In this research, the interaction of CEM II binder with fly ash (HFA) and superabsorbent polymers (SAPs) in mixtures for concrete 3D printing was investigated. The influence of HFA and/or SAP on the optimal consistency, buildability, results of XRD analysis (crystalline composition) and mechanical properties (i.e., compressive strength, flexural strength, dynamic Young’s modulus) were evaluated. The research analysis revealed the HFA and SAP contribute to the printability, buildability and quality of the surface of 3D printed elements. The following conclusions were made based on the experimental results and observations:

• The CEM II binder in combination with SAP and 35 wt.% substitution of cement by HFA can lead to a decrease in the needed amount of Portland clinker by up to 50% (CEM II B-M contains 65–79 w.t% of Portland clinker) while achieving suitable physical–mechanical properties and producing good quality prints. This can be used to produce more environmentally and economically friendly materials.
• The SAP can be used to increase the long-term flexural strength after less than 28 days of curing (which supports the findings of C.J. Adams et al. [39]) and to improve the overall parameters due to the self-curing ability of SAP admixture.
• The addition of SAP can lead to a decrease in early-age physical–mechanical parameters due to the excess of mixing water in the mixture successfully delaying the hydration (the difference between reference mixture and mixtures containing SAP became less marginal after 7 to 28 days of curing).
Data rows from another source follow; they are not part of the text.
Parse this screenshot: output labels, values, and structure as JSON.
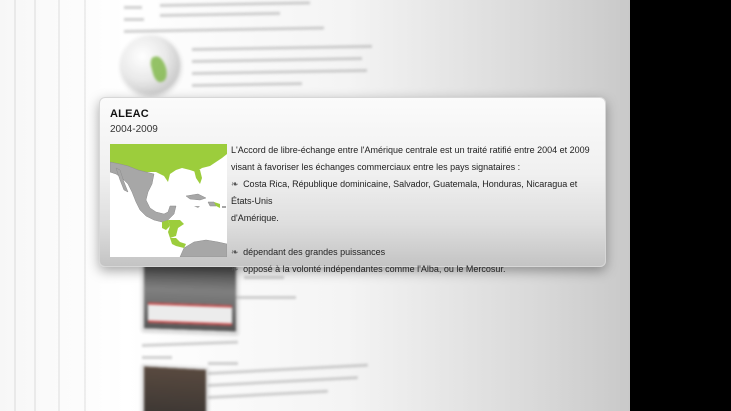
{
  "popup": {
    "title": "ALEAC",
    "date": "2004-2009",
    "description_lines": [
      "L'Accord de libre-échange entre l'Amérique centrale est un traité ratifié entre 2004 et 2009",
      "visant à favoriser les échanges commerciaux entre les pays signataires :"
    ],
    "bullet_symbol": "❧",
    "countries_bullet": "Costa Rica, République dominicaine, Salvador, Guatemala, Honduras, Nicaragua et États-Unis",
    "countries_continuation": "d'Amérique.",
    "bullets": [
      "dépendant des grandes puissances",
      "opposé à la volonté indépendantes comme l'Alba, ou le Mercosur."
    ],
    "map_icon": "central-america-map-icon"
  },
  "colors": {
    "map_highlight": "#9ccd3c",
    "map_land": "#a7a7a7",
    "map_water": "#ffffff",
    "page_background": "#000000"
  }
}
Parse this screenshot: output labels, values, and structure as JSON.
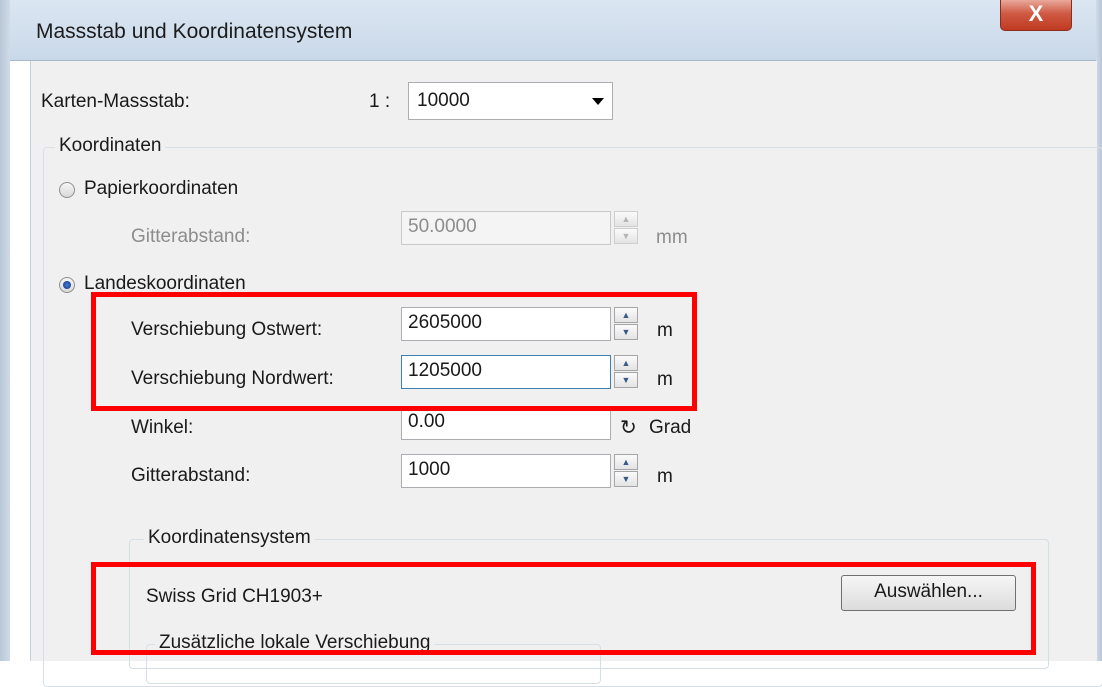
{
  "window": {
    "title": "Massstab und Koordinatensystem",
    "close_label": "X"
  },
  "scale": {
    "label": "Karten-Massstab:",
    "prefix": "1 :",
    "value": "10000"
  },
  "coordinates": {
    "group_title": "Koordinaten",
    "paper": {
      "label": "Papierkoordinaten",
      "selected": false,
      "grid_label": "Gitterabstand:",
      "grid_value": "50.0000",
      "grid_unit": "mm"
    },
    "national": {
      "label": "Landeskoordinaten",
      "selected": true,
      "east_label": "Verschiebung Ostwert:",
      "east_value": "2605000",
      "east_unit": "m",
      "north_label": "Verschiebung Nordwert:",
      "north_value": "1205000",
      "north_unit": "m",
      "angle_label": "Winkel:",
      "angle_value": "0.00",
      "angle_unit": "Grad",
      "angle_icon": "rotate-icon",
      "grid_label": "Gitterabstand:",
      "grid_value": "1000",
      "grid_unit": "m"
    }
  },
  "coordinate_system": {
    "group_title": "Koordinatensystem",
    "name": "Swiss Grid  CH1903+",
    "select_button": "Auswählen..."
  },
  "local_shift": {
    "group_title": "Zusätzliche lokale Verschiebung"
  },
  "colors": {
    "highlight": "#ff0000",
    "close_button": "#c9452e"
  }
}
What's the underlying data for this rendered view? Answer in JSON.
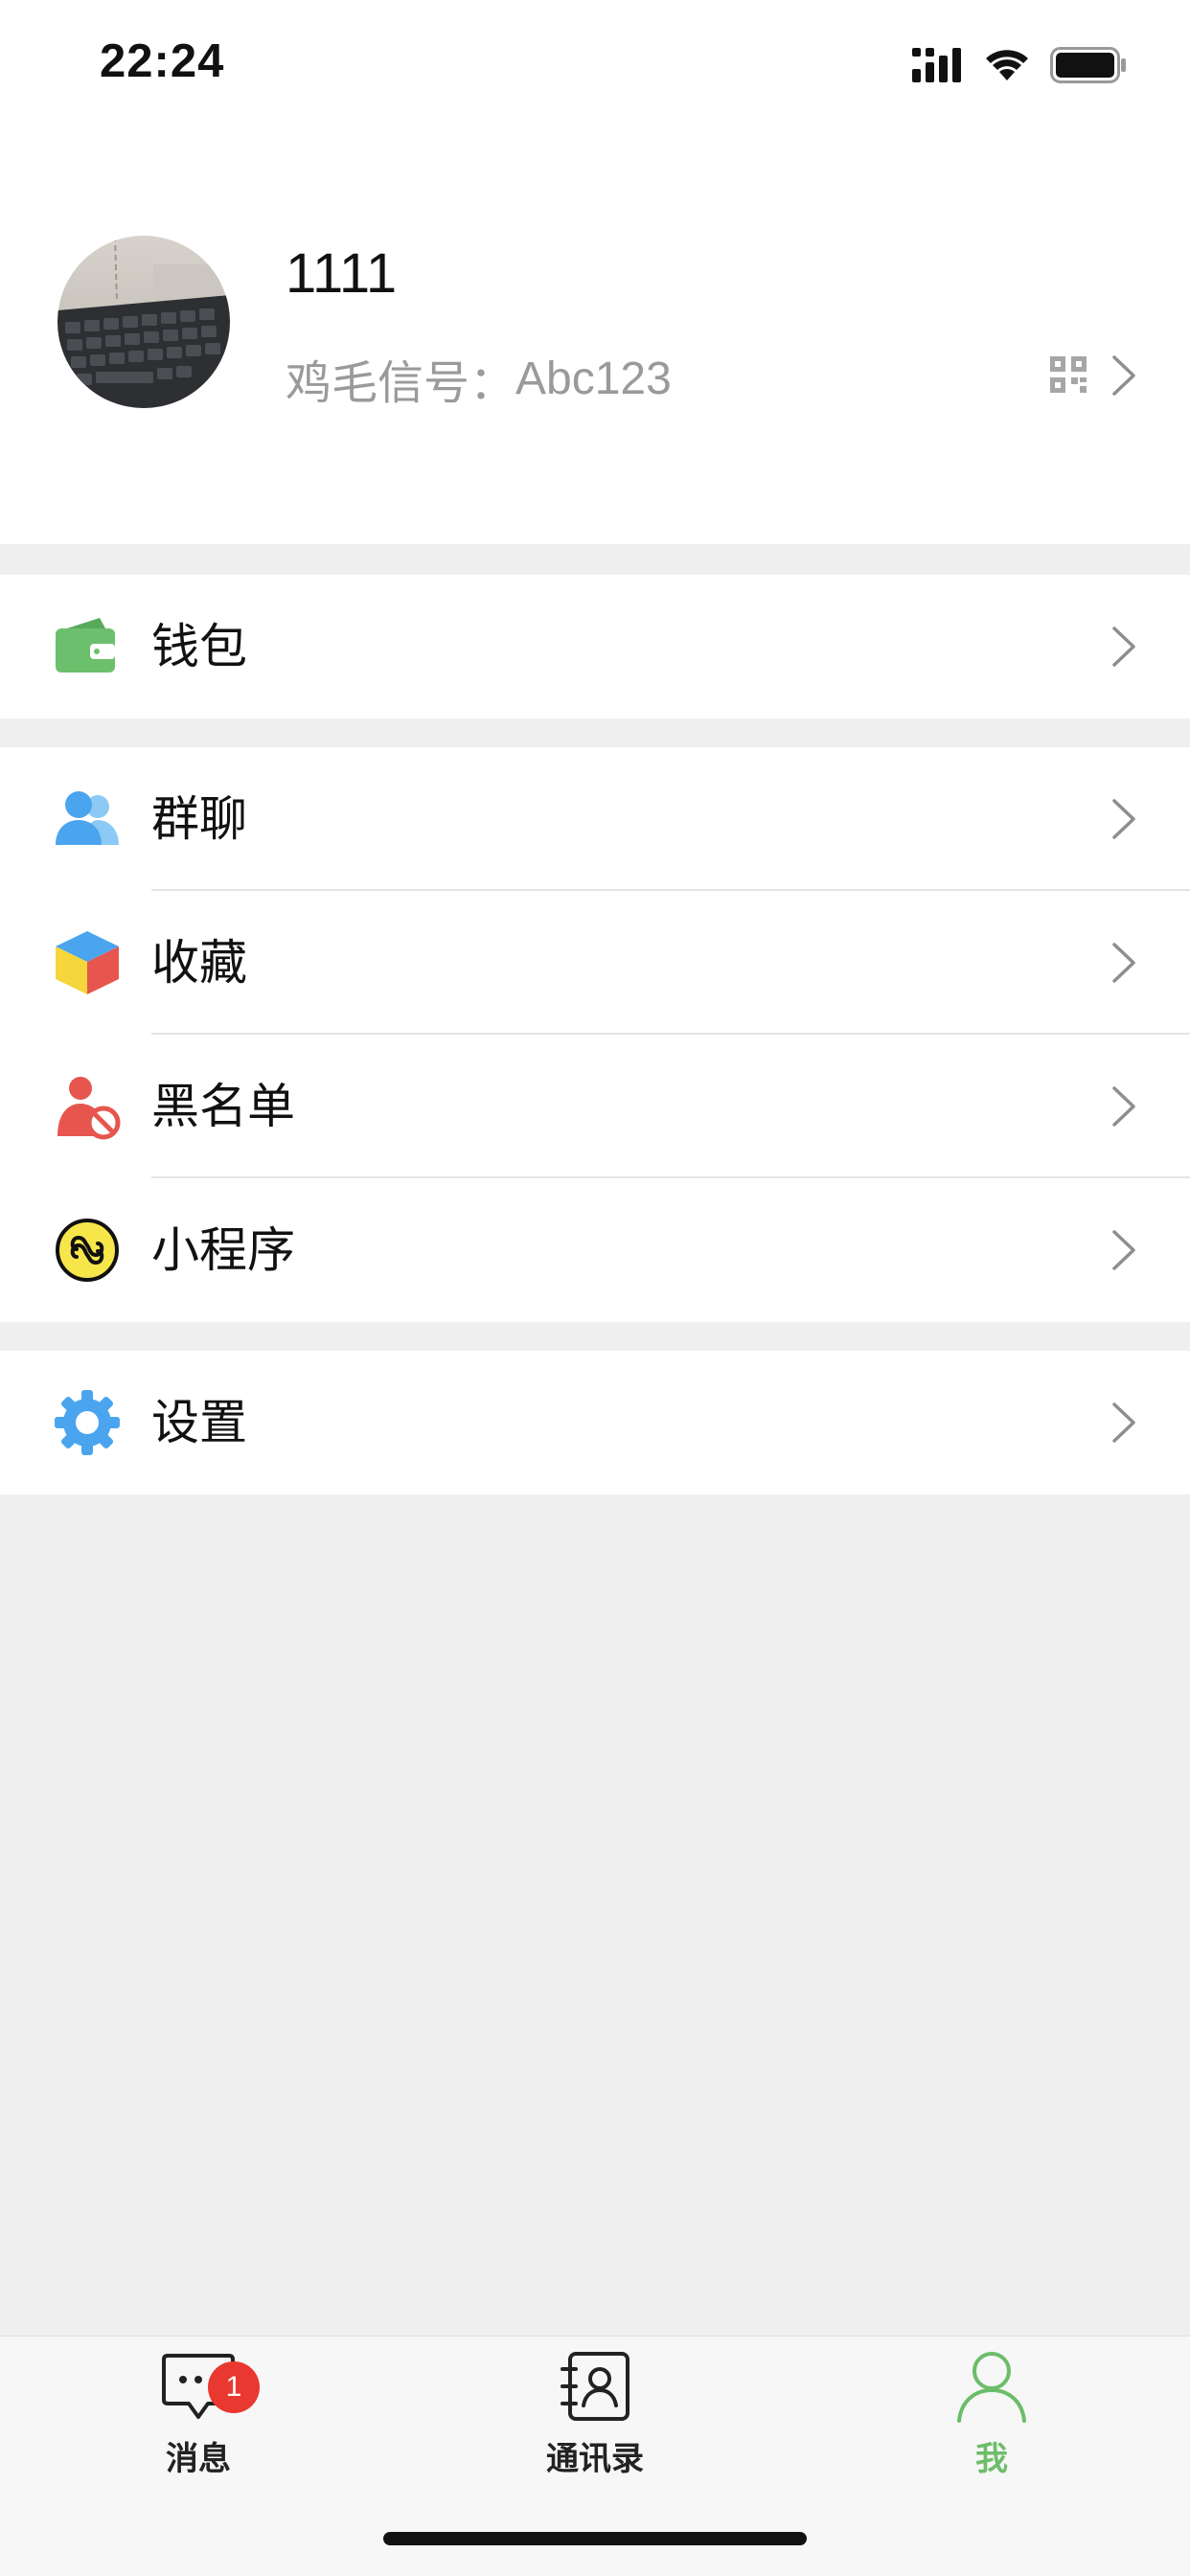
{
  "status_bar": {
    "time": "22:24"
  },
  "profile": {
    "name": "1111",
    "id_label": "鸡毛信号：",
    "id_value": "Abc123"
  },
  "menu_groups": [
    {
      "items": [
        {
          "label": "钱包",
          "icon": "wallet-icon"
        }
      ]
    },
    {
      "items": [
        {
          "label": "群聊",
          "icon": "group-chat-icon"
        },
        {
          "label": "收藏",
          "icon": "favorites-cube-icon"
        },
        {
          "label": "黑名单",
          "icon": "blacklist-icon"
        },
        {
          "label": "小程序",
          "icon": "mini-program-icon"
        }
      ]
    },
    {
      "items": [
        {
          "label": "设置",
          "icon": "gear-icon"
        }
      ]
    }
  ],
  "tabbar": {
    "tabs": [
      {
        "label": "消息",
        "icon": "message-bubble-icon",
        "badge": "1",
        "active": false
      },
      {
        "label": "通讯录",
        "icon": "contacts-icon",
        "active": false
      },
      {
        "label": "我",
        "icon": "person-icon",
        "active": true
      }
    ]
  },
  "colors": {
    "accent_green": "#6cbd6a",
    "badge_red": "#e8382f",
    "background": "#efefef",
    "secondary_text": "#9a9a9a"
  }
}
• Both the SAP and HFA can be used to print 3D structures with smoother surface and less cracks and defects in mortar while preserving the physical–mechanical parameters of 3D printed elements.
• Ultrasonic analysis can be used to sufficiently measure dynamic Young’s modulus of elasticity in a fresh state to visualize the beginning of the hardening process of concrete.

In general, the concrete mixture made from cementitious binder in combination with a smooth aggregate distribution curve, low w/c ratio, modern PCE admixtures and adequate consistency is enough to produce a mixture suitable for concrete 3D printing. The HFA and/or SAP admixture can be used to increase the quality of produced 3D printed elements and to increase the physical–mechanical parameters (mainly flexural strength).